51 3.1. Introduction
The great scientific interest and economic value of Hypericum perforatum (St. John’s Wort), a medicinal herb mostly used for the treatment of mild to moderate depression, entailed the investigation of bioactive metabolites from other Hypericum species (Porzel et al., 2014; Fobofou et al., 2014).The most common secondary metabolites found within the genus Hypericum include phloroglucinols, xanthones, naphthodianthrones, flavonoids, and coumarins (Farag and Wessjohann, 2012; Athanasas et al., 2004; Crockett et al., 2008; Shui et al., 2012; Tanaka et al., 2009; Hecka et al., 2009; Kusari et al., 2008, Ang’edu et al., 1999). Acylphloroglucinols, of which hyperforin from H. perforatum is an outstanding example, are among the most relevant bioactive compounds isolated from Hypericum (Uwamorin and Nakada, 2013; Liu et al., 2013; Grey et al., 2007). Their structures and biological activities have attracted much attention in the medicinal and synthesis chemistry fields since the isolation of hyperforin in 1975 (Liu et al., 2013). They possess, among others, cytotoxic, antidepressant, antibacterial, and anti-inflammatory activities (Crockett et al., 2008; Shui et al., 2012; Liu et al., 2013; Verotta, 2003). The phloroglucinol core (1,3,5-trihydroxybenzene) of these compounds is often substituted by prenyl or geranyl moieties that are susceptible to cyclization and oxidation processes affording bi- or tricyclic derivatives as well as complex cage compounds (Athanasas et al., 2004; Beerhues, 2006; Liu et al., 2013).

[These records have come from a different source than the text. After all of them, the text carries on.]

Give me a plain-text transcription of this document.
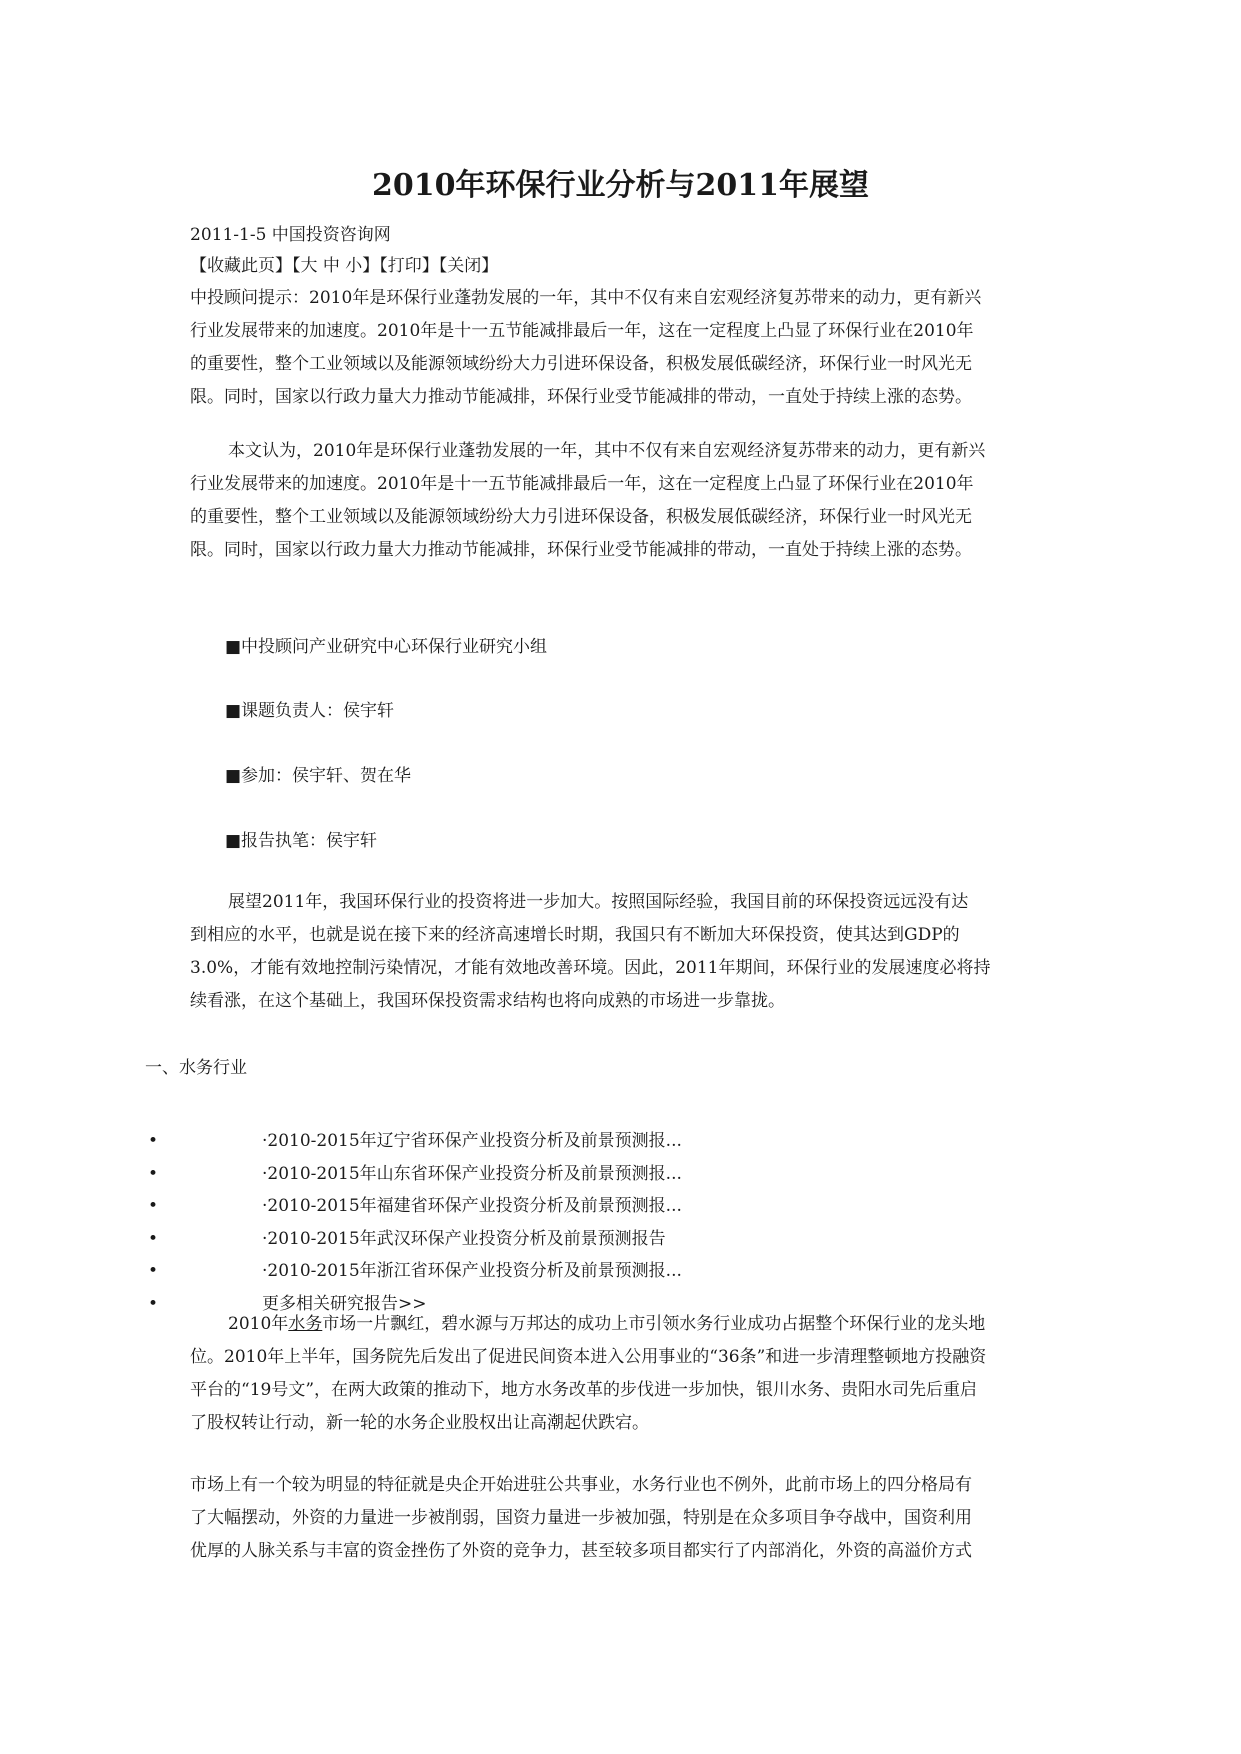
2010年环保行业分析与2011年展望
2011-1-5 中国投资咨询网
【收藏此页】【大 中 小】【打印】【关闭】
中投顾问提示：2010年是环保行业蓬勃发展的一年，其中不仅有来自宏观经济复苏带来的动力，更有新兴
行业发展带来的加速度。2010年是十一五节能减排最后一年，这在一定程度上凸显了环保行业在2010年
的重要性，整个工业领域以及能源领域纷纷大力引进环保设备，积极发展低碳经济，环保行业一时风光无
限。同时，国家以行政力量大力推动节能减排，环保行业受节能减排的带动，一直处于持续上涨的态势。
本文认为，2010年是环保行业蓬勃发展的一年，其中不仅有来自宏观经济复苏带来的动力，更有新兴
行业发展带来的加速度。2010年是十一五节能减排最后一年，这在一定程度上凸显了环保行业在2010年
的重要性，整个工业领域以及能源领域纷纷大力引进环保设备，积极发展低碳经济，环保行业一时风光无
限。同时，国家以行政力量大力推动节能减排，环保行业受节能减排的带动，一直处于持续上涨的态势。
■中投顾问产业研究中心环保行业研究小组
■课题负责人：侯宇轩
■参加：侯宇轩、贺在华
■报告执笔：侯宇轩
展望2011年，我国环保行业的投资将进一步加大。按照国际经验，我国目前的环保投资远远没有达
到相应的水平，也就是说在接下来的经济高速增长时期，我国只有不断加大环保投资，使其达到GDP的
3.0%，才能有效地控制污染情况，才能有效地改善环境。因此，2011年期间，环保行业的发展速度必将持
续看涨，在这个基础上，我国环保投资需求结构也将向成熟的市场进一步靠拢。
一、水务行业
•	·2010-2015年辽宁省环保产业投资分析及前景预测报...
•	·2010-2015年山东省环保产业投资分析及前景预测报...
•	·2010-2015年福建省环保产业投资分析及前景预测报...
•	·2010-2015年武汉环保产业投资分析及前景预测报告
•	·2010-2015年浙江省环保产业投资分析及前景预测报...
•	更多相关研究报告>>
2010年水务市场一片飘红，碧水源与万邦达的成功上市引领水务行业成功占据整个环保行业的龙头地
位。2010年上半年，国务院先后发出了促进民间资本进入公用事业的“36条”和进一步清理整顿地方投融资
平台的“19号文”，在两大政策的推动下，地方水务改革的步伐进一步加快，银川水务、贵阳水司先后重启
了股权转让行动，新一轮的水务企业股权出让高潮起伏跌宕。
市场上有一个较为明显的特征就是央企开始进驻公共事业，水务行业也不例外，此前市场上的四分格局有
了大幅摆动，外资的力量进一步被削弱，国资力量进一步被加强，特别是在众多项目争夺战中，国资利用
优厚的人脉关系与丰富的资金挫伤了外资的竞争力，甚至较多项目都实行了内部消化，外资的高溢价方式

Recently, a revised structure for adhyperfirin with a C-methylated phloroglucinol core, named hyperpolyphyllirin from H. polyphyllum, was reported (Porzel et al., 2014).
Hypericum lanceolatum Lam. (Hypericaceae) has been prioritized for chemical investigation as part of a metabolomics driven isolation project aiming to study and compare the metabolomes, biosynthesis, and biological activities of prenylated aromatics and to find new or potential lead compounds from plants including various Hypericum species and accessions (Fobofou et al., 2014;
Porzel et al., 2014; Farag and Wessjohann, 2012; Heinke et al., 2012; Heinke et al., 2013).
H. lanceolatum is a medicinal plant occurring in the mountainous region of West Cameroon (Central Africa). Previous studies on this plant revealed the presence of xanthones, a polyprenylated phloroglucinol (isogarcinol), and terpenoids (Wabo et al., 2012). In Cameroonian traditional medicine, Hypericum plants are multipurpose remedies commonly used for the treatment of tumors, skin infections, epilepsies, infertility, venereal diseases, gastrointestinal disorders, intestinal worms, and viral diseases (Fobofou et al., 2014; Wabo et al., 2012; Zofou et al., 2011). Recently, the first isolation and structural elucidation of biscoumarins from Cameroonian H. riparium were reported (Fobofou et al., 2014).The aim of the present study was
52
to isolate and characterize the chemical constituents of H. lanceolatum and evaluate their biological activities.